Mais le monde ne s’arrête pas, et les designers sont des personnes créatives qui ont besoin de construire pour se sentir vivantes. Un concept qui s’est développé récemment et qui correspond à l’ambiance actuelle est l’idée de la mode discrète.

La mode discrète est une approche modérée de l’image de marque, moins axée sur les logos et plus sur la qualité, l’esthétique et le savoir-faire. Il s’agit pour les marques d’être reconnaissables au sein d’un cercle d’individus qui partagent les mêmes valeurs et idéaux, ceux qui veulent profiter du luxe sans attirer l’attention sur des motifs criards.

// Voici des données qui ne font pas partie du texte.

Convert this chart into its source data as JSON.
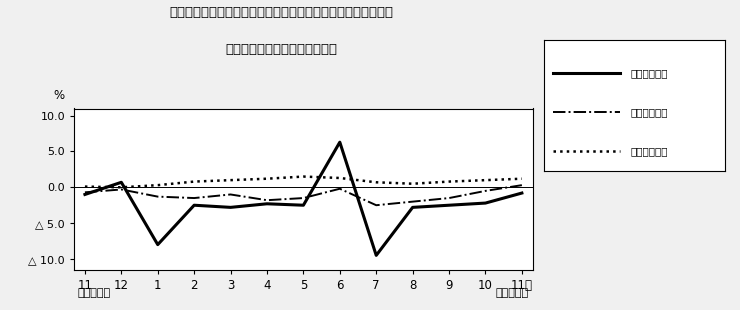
{
  "title_line1": "第４図　賃金、労働時間、常用雇用指数　対前年同月比の推移",
  "title_line2": "（規模５人以上　調査産業計）",
  "xlabel_left": "平成２３年",
  "xlabel_right": "平成２４年",
  "ylabel": "%",
  "month_labels": [
    "11",
    "12",
    "1",
    "2",
    "3",
    "4",
    "5",
    "6",
    "7",
    "8",
    "9",
    "10",
    "11月"
  ],
  "ylim": [
    -11.5,
    11.0
  ],
  "yticks": [
    10.0,
    5.0,
    0.0,
    -5.0,
    -10.0
  ],
  "ytick_labels": [
    "10.0",
    "5.0",
    "0.0",
    "△ 5.0",
    "△ 10.0"
  ],
  "series": {
    "cash_wages": {
      "label": "現金給与総額",
      "linestyle": "solid",
      "linewidth": 2.2,
      "color": "#000000",
      "values": [
        -1.0,
        0.7,
        -8.0,
        -2.5,
        -2.8,
        -2.3,
        -2.5,
        6.3,
        -9.5,
        -2.8,
        -2.5,
        -2.2,
        -0.8
      ]
    },
    "total_hours": {
      "label": "総実労働時間",
      "linestyle": "dashdot",
      "linewidth": 1.4,
      "color": "#000000",
      "values": [
        -0.7,
        -0.3,
        -1.3,
        -1.5,
        -1.0,
        -1.8,
        -1.5,
        -0.2,
        -2.5,
        -2.0,
        -1.5,
        -0.5,
        0.3
      ]
    },
    "employment_index": {
      "label": "常用雇用指数",
      "linestyle": "dotted",
      "linewidth": 1.8,
      "color": "#000000",
      "values": [
        0.1,
        0.0,
        0.3,
        0.8,
        1.0,
        1.2,
        1.5,
        1.3,
        0.7,
        0.5,
        0.8,
        1.0,
        1.2
      ]
    }
  },
  "background_color": "#f0f0f0",
  "plot_bg_color": "#ffffff"
}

Elle s’adresse à un segment de public qui veut se distinguer, exige de la qualité mais ne veut pas suivre la foule.

Il s’agit d’un mouvement modeste mais significatif qui reflète la conscience sociale actuelle. Elle traduit le désir humain de se démarquer et d’être considéré comme un individu plutôt que de suivre la masse. Mais cela résume également la nécessité d’y parvenir sans passer à côté des choses les plus raffinées.